While giving the commission an important role in monitoring and implementing international best practice on the appointment of judges to inform the selection process is no bad thing there could be a certain long-fingering involved. I tend to agree more with Deputy O’Callaghan in terms of the points on head 22, his section 15.
By contrast, we would be leaning more in favour of his section 15 rather than the Minister’s head 22, which is about the list of requirements in relation to the appointment of judges. The Minister’s list is extremely thin and Deputy O’Callaghan’s has much greater weight and is far better in that regard. We would tend to err in that direction, without repeating any points.
On head 32, Deputy O’Callaghan’s section 23 on senior appointments is better as well. It is more sensible than the Minister’s suggestion, which relates to the appointment of the Chief Justice, President of the Court of Appeal and the President of the High Court.
Deputy O’Callaghan’s Bill empowers the commission to make a recommendation to Government for such senior appointments based on merit, a similar principle to all other judicial appointments.

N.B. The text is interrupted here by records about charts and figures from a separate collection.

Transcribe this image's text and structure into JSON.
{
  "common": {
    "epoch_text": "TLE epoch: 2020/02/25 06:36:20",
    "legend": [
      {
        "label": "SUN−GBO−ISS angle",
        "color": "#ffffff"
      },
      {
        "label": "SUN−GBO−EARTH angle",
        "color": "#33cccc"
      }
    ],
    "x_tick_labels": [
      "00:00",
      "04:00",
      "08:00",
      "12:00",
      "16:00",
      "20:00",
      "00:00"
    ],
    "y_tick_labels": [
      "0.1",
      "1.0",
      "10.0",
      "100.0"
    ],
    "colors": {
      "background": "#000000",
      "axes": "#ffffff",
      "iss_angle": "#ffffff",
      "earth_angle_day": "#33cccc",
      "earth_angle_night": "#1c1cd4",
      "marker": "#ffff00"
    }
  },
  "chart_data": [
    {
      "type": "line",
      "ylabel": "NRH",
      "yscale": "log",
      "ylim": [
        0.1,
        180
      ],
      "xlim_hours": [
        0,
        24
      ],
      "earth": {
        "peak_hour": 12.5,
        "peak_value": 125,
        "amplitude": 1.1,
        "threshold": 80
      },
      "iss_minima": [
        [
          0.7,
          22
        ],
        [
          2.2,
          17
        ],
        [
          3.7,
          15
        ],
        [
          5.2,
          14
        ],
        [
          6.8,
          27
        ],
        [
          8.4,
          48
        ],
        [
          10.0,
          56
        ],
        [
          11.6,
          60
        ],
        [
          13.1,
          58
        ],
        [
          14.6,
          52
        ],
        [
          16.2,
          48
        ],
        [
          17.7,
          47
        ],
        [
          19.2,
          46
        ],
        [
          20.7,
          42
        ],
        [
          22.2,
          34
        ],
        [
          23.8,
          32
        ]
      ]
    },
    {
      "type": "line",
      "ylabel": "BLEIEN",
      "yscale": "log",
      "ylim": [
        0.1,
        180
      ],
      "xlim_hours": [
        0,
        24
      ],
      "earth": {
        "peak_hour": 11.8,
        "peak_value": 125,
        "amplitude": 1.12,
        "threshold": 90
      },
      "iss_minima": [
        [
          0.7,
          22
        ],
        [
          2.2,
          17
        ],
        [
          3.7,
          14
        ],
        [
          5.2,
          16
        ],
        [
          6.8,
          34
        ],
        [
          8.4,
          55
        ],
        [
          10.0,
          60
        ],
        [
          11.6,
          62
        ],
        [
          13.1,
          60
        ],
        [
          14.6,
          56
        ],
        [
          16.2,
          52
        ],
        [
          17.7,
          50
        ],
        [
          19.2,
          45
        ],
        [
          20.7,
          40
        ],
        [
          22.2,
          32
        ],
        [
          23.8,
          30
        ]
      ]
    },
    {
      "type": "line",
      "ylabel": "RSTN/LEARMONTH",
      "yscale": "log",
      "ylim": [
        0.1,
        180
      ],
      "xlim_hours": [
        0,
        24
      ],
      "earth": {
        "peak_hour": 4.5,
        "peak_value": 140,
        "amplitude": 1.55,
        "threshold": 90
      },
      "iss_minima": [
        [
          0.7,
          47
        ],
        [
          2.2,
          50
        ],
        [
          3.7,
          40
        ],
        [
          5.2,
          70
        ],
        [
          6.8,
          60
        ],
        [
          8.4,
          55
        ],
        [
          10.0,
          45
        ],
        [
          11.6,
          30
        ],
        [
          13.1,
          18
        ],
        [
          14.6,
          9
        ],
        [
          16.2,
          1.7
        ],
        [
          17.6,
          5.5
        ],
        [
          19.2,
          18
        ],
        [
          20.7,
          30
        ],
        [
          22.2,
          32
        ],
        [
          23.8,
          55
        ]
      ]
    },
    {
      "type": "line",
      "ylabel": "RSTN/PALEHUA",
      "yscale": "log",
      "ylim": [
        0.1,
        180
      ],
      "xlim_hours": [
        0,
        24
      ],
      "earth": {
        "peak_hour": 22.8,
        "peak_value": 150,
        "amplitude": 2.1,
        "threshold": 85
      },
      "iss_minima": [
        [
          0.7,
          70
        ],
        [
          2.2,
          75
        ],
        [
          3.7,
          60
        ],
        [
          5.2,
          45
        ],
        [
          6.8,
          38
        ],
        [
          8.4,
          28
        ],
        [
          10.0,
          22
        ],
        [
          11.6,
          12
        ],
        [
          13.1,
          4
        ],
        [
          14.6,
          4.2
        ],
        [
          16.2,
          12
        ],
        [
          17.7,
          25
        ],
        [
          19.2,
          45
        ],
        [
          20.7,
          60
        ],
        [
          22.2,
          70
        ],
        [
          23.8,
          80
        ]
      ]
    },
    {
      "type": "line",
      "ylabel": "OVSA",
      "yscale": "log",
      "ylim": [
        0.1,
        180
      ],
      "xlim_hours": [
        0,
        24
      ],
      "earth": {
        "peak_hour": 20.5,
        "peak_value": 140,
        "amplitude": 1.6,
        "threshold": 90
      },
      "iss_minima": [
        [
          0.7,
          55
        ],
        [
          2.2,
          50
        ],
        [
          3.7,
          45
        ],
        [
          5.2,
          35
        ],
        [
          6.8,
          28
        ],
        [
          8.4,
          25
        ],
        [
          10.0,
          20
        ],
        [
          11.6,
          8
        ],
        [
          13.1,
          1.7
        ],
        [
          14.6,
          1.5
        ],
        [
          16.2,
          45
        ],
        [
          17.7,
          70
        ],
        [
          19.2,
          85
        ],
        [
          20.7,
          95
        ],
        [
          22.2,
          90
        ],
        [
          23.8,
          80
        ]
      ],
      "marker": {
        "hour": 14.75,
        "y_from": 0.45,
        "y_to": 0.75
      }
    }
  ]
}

As Deputy O’Brien said, we need to hear more about the constitutional issues. I agree with Deputy O’Callaghan about ranking. The candidates should be ranked. It will be up to the Government to pick one but given that the commission will be appointed to give its view on who the best person is for the job then the candidates should be ranked.

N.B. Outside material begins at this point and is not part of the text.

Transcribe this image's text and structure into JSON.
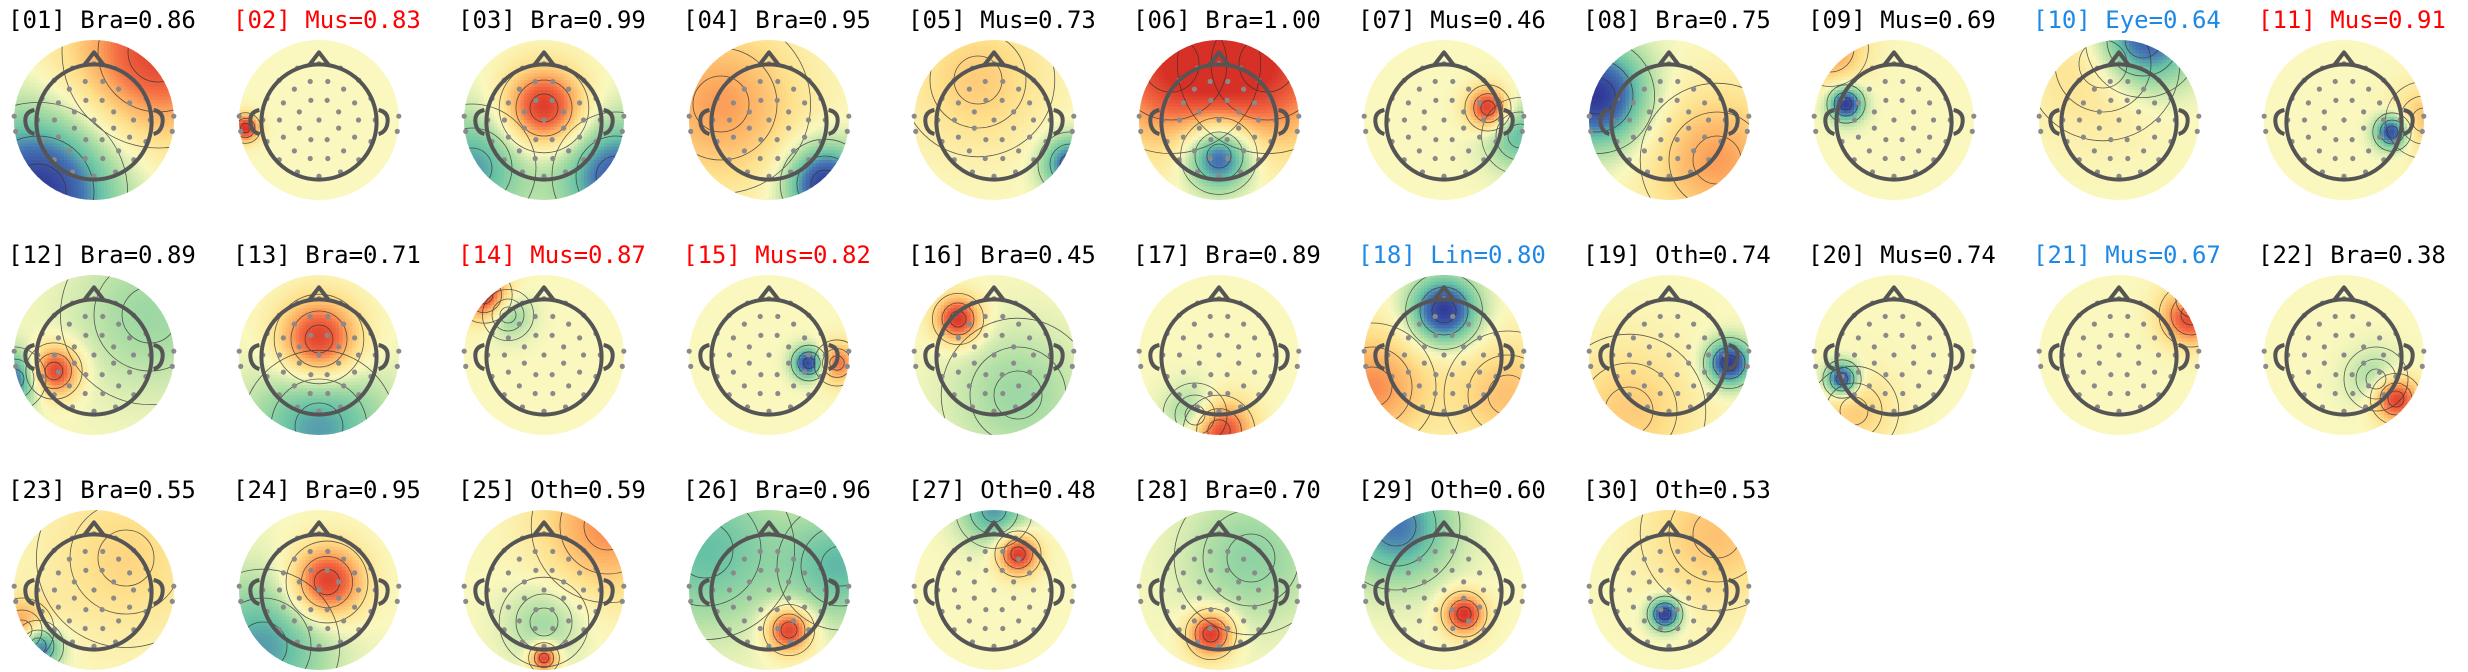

The power is vested in the Government because we are told it is required constitutionally and that the Government cannot be constrained in the manner in which is suggested throughout. I question some of what has been said and I would like to hear more in that regard.
We have a number of detailed points on the various heads but they are probably too detailed for the present discussion. They probably touch off the broad points to which we would refer in this regard. We are open in our approach. I agree with what Deputy O’Brien said about whether there should be nominating groups for lay people or a role for the Public Appointments Service or if we should have some middle ground in that regard. It would be important to get agreement but we are very happy with the overall balance and having a lay chair. We think that things could be progressed.
The Minister referred to the judicial council Bill and that element of the work. It is at least as important if not more important for us to address those issues. There was some talk that the Bill would be fast-tracked and done in tandem with this Bill. That is necessary.
Part of the project is to engender confidence in the judicial process. Not only have serious issues been highlighted about judicial indiscretion or the irrationality of judges in relation to cases involving me or others but it is almost a daily occurrence that members of the public find things difficult, in particular at District Court level, and do not have a mechanism to call into question poor practice by the Judiciary.
It is about justice being seen to be done. Only last week Deputy Wallace and I met a serving member of An Garda Síochána who told us that in a family law case a judge had intervened with his partner’s family and discussed the case with a family friend outside the norms of the court and gave the person a protection order against the individual.
It was a complete perversion of the course of justice that a judge would informally deal with a family law case in such a way and give an order. That judge is still serving. There are many such issues and there is an urgent requirement to address them.